Spoilage, leakage or packaging damage can impact a brand’s reputation and sales. Add consumer safety and quality concerns, and beverage and package integrity inspections are critical.

Moving away from spot inspections, industry experts note that, software and automation advances offer a more accurate picture of rejects and reject false positives. Checking all product — and not just a sample — ultimately improves confidence in the quality of what makes it to market, they report. 

“Additionally, the software is providing critical statistical data on rejection rates which is a key indicator of how well the production line is running,” says Mark Bussard, product line manager at Teledyne TapTone, North Falmouth, Mass.

Indicating rejects while monitoring production line operations are benefits of inspection software and automation, Bussard notes.

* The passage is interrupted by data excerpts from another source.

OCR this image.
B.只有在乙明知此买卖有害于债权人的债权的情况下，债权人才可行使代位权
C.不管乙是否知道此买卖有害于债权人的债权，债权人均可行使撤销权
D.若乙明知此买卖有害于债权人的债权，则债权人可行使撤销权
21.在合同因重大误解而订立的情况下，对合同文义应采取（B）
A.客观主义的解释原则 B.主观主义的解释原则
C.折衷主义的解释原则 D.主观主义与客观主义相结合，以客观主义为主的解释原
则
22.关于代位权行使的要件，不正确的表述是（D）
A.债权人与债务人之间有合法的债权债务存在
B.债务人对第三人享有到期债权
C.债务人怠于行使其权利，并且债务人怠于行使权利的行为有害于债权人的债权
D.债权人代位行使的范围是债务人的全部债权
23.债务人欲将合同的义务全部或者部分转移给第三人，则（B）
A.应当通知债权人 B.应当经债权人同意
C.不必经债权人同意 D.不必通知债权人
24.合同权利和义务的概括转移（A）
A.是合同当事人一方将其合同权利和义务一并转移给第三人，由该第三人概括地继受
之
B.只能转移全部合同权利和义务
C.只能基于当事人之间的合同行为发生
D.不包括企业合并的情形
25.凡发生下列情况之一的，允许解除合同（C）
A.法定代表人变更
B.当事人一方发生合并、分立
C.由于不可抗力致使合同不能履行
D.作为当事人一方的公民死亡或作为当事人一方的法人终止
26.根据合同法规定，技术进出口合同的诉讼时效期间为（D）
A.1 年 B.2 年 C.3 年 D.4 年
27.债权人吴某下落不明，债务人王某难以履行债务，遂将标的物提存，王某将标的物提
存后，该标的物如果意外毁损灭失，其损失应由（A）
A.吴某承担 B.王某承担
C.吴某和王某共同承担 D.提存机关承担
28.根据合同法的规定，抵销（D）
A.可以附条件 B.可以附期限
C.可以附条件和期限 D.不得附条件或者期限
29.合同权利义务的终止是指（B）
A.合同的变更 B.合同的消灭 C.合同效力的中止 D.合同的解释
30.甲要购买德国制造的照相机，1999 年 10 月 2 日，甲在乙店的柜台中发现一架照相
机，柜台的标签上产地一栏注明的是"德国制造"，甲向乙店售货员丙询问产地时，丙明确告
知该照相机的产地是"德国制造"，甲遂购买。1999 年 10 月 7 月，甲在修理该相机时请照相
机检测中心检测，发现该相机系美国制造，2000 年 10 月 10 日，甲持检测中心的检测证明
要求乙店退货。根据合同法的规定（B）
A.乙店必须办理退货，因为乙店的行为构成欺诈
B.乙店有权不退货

How and when inspections occur and adjusting to package design are equally important. Quality issues — especially leaks — during storage and transit can be prevented. 

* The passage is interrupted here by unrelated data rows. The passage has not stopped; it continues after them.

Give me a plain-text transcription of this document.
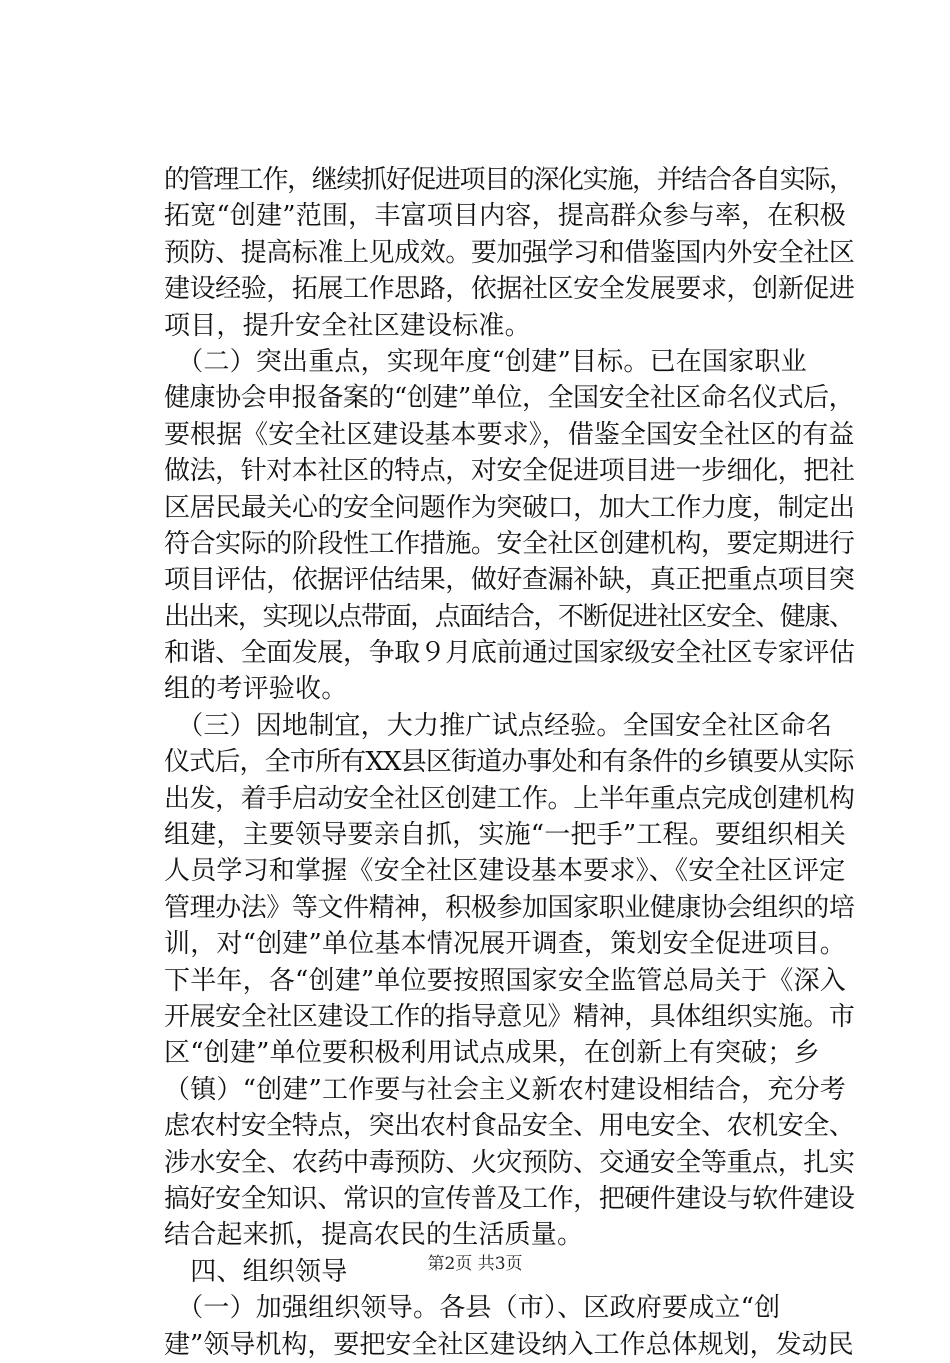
的管理工作，继续抓好促进项目的深化实施，并结合各自实际，
拓宽“创建”范围，丰富项目内容，提高群众参与率，在积极
预防、提高标准上见成效。要加强学习和借鉴国内外安全社区
建设经验，拓展工作思路，依据社区安全发展要求，创新促进
项目，提升安全社区建设标准。
　（二）突出重点，实现年度“创建”目标。已在国家职业
健康协会申报备案的“创建”单位，全国安全社区命名仪式后，
要根据《安全社区建设基本要求》，借鉴全国安全社区的有益
做法，针对本社区的特点，对安全促进项目进一步细化，把社
区居民最关心的安全问题作为突破口，加大工作力度，制定出
符合实际的阶段性工作措施。安全社区创建机构，要定期进行
项目评估，依据评估结果，做好查漏补缺，真正把重点项目突
出出来，实现以点带面，点面结合，不断促进社区安全、健康、
和谐、全面发展，争取９月底前通过国家级安全社区专家评估
组的考评验收。
　（三）因地制宜，大力推广试点经验。全国安全社区命名
仪式后，全市所有XX县区街道办事处和有条件的乡镇要从实际
出发，着手启动安全社区创建工作。上半年重点完成创建机构
组建，主要领导要亲自抓，实施“一把手”工程。要组织相关
人员学习和掌握《安全社区建设基本要求》、《安全社区评定
管理办法》等文件精神，积极参加国家职业健康协会组织的培
训，对“创建”单位基本情况展开调查，策划安全促进项目。
下半年，各“创建”单位要按照国家安全监管总局关于《深入
开展安全社区建设工作的指导意见》精神，具体组织实施。市
区“创建”单位要积极利用试点成果，在创新上有突破；乡
（镇）“创建”工作要与社会主义新农村建设相结合，充分考
虑农村安全特点，突出农村食品安全、用电安全、农机安全、
涉水安全、农药中毒预防、火灾预防、交通安全等重点，扎实
搞好安全知识、常识的宣传普及工作，把硬件建设与软件建设
结合起来抓，提高农民的生活质量。
　四、组织领导
　（一）加强组织领导。各县（市）、区政府要成立“创
建”领导机构，要把安全社区建设纳入工作总体规划，发动民
第2页 共3页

“There is a growing interest in leak inspection solutions that can ensure product reaching the market is not spoiled or has leaked prior to purchase,” Bussard says. “… To accomplish this, [beverage-makers] are adding more points of inspection throughout the production process.”


Beverage automation and software
Automation and software provide beverage-makers an accurate picture of rejects and reject false positives, experts note.
Image courtesy of Teledyne TapTone


Progressive packaging

Understanding container shapes to make inspection adjustments also help prevent quality and integrity mishaps. 

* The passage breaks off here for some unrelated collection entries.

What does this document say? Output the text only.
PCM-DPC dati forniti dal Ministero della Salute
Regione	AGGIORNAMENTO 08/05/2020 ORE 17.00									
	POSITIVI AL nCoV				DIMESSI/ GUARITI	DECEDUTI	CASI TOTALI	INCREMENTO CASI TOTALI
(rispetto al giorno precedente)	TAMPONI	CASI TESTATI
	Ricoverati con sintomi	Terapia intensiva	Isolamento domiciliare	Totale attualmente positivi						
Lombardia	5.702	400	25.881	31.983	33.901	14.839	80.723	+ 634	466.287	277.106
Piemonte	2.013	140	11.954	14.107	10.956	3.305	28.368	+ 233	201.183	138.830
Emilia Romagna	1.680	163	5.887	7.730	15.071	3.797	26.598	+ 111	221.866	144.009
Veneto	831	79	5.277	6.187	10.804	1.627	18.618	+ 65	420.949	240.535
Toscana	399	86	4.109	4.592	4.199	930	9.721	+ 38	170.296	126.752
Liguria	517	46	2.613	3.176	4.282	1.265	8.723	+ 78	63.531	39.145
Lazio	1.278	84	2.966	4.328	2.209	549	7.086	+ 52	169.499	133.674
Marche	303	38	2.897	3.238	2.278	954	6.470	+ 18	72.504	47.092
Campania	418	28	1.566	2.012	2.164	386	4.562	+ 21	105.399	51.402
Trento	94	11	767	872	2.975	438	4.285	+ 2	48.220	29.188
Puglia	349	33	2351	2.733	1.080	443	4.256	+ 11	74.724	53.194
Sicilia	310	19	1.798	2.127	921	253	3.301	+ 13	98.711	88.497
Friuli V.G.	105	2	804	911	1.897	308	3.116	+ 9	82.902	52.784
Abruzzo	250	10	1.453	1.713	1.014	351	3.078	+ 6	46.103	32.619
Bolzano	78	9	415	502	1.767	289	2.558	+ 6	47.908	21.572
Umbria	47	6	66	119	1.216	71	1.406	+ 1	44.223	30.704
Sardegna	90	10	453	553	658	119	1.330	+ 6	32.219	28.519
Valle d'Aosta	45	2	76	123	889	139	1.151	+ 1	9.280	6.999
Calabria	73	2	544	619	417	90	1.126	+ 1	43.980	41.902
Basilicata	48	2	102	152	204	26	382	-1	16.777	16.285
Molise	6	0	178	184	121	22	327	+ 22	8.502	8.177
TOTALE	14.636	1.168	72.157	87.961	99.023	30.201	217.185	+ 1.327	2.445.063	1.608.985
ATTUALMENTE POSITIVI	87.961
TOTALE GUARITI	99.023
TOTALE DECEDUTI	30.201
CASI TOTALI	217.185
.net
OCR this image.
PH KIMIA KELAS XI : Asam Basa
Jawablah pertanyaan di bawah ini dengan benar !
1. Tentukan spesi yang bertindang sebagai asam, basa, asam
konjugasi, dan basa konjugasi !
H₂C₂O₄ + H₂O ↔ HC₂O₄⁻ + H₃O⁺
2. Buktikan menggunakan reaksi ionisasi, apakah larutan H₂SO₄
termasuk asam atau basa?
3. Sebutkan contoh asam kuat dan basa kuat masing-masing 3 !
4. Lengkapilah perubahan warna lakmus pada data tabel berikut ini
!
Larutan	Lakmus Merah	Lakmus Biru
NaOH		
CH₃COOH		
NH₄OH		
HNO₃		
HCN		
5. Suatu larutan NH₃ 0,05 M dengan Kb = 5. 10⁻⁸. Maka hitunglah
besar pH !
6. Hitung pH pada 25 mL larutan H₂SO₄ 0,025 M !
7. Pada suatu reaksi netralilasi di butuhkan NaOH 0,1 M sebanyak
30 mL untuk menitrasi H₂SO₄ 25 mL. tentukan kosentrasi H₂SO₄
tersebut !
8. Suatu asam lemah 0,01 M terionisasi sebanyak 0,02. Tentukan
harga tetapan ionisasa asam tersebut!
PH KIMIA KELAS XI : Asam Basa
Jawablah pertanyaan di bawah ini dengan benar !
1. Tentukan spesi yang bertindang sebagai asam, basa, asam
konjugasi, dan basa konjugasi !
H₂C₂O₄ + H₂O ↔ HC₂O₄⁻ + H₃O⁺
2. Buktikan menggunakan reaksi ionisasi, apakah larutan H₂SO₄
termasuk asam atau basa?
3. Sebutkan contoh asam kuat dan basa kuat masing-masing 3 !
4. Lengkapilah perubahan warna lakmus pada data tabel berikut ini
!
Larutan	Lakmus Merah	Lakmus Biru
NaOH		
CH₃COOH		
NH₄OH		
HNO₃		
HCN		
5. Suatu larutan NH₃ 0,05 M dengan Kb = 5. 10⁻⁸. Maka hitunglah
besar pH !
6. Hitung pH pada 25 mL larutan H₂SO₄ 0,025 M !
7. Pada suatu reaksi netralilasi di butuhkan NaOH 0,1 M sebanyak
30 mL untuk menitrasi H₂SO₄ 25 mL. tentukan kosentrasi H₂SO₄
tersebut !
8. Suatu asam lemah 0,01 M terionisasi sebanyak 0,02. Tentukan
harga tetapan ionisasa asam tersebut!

Meanwhile, sustainable packaging, among other trends in packaging, can present unique challenges, Bussard notes.

Newer sustainable packaging is not always compatible with existing equipment, Bussard explains. Asymmetrical shapes, features adding wall stiffness that are not uniform, and uncontrolled orientation during production are all problem areas, he notes. 

“The move toward more sustainable and environmentally friendly packaging has resulted in new challenges for some traditional methods in inspection,” Bussard says. “Either the material construction or container shapes and new closure methods can result in difficult to inspect — sometimes impossible to inspect — containers with the currently installed equipment.”

It can be costly if container designers overlook inspection methods and their existing equipment before designing new beverage packaging, he adds.

Capping considerations

Like any manufacturing environment, microscopic contaminants such as dust, cardboard residue, and plastic particles are present in beverage facilities as well. Microscopic particles are a quality inspection concern, and advances in capping solutions include contaminant monitoring and removal, experts note.  

Particles found in plastic caps for bottled water and soft drinks, as well as t-corks and metal caps for distilled spirits, has become a common concern in Europe and the United States, explains Laurent Fournier, vice president and general manager at Zalkin.  

Designed for high-speed operations, the Zalkin de-dusting system can remove particles over 1 μm at speeds as fast as 100,000 caps an hour, with a removal efficiency as much as 99%. With more than 80 installations worldwide, it already has been deployed by some of Europe’s largest bottled water and distilled spirits manufacturers, according to the company. 

Beverage inspection equipment and methods help producers prevent spoilage, leakage and improve package integrity. From inspection at more points in the process to equipment focused on the product and package components, beverage makers are improving the integrity — and strengthening consumer brand trust — of products on the shelf.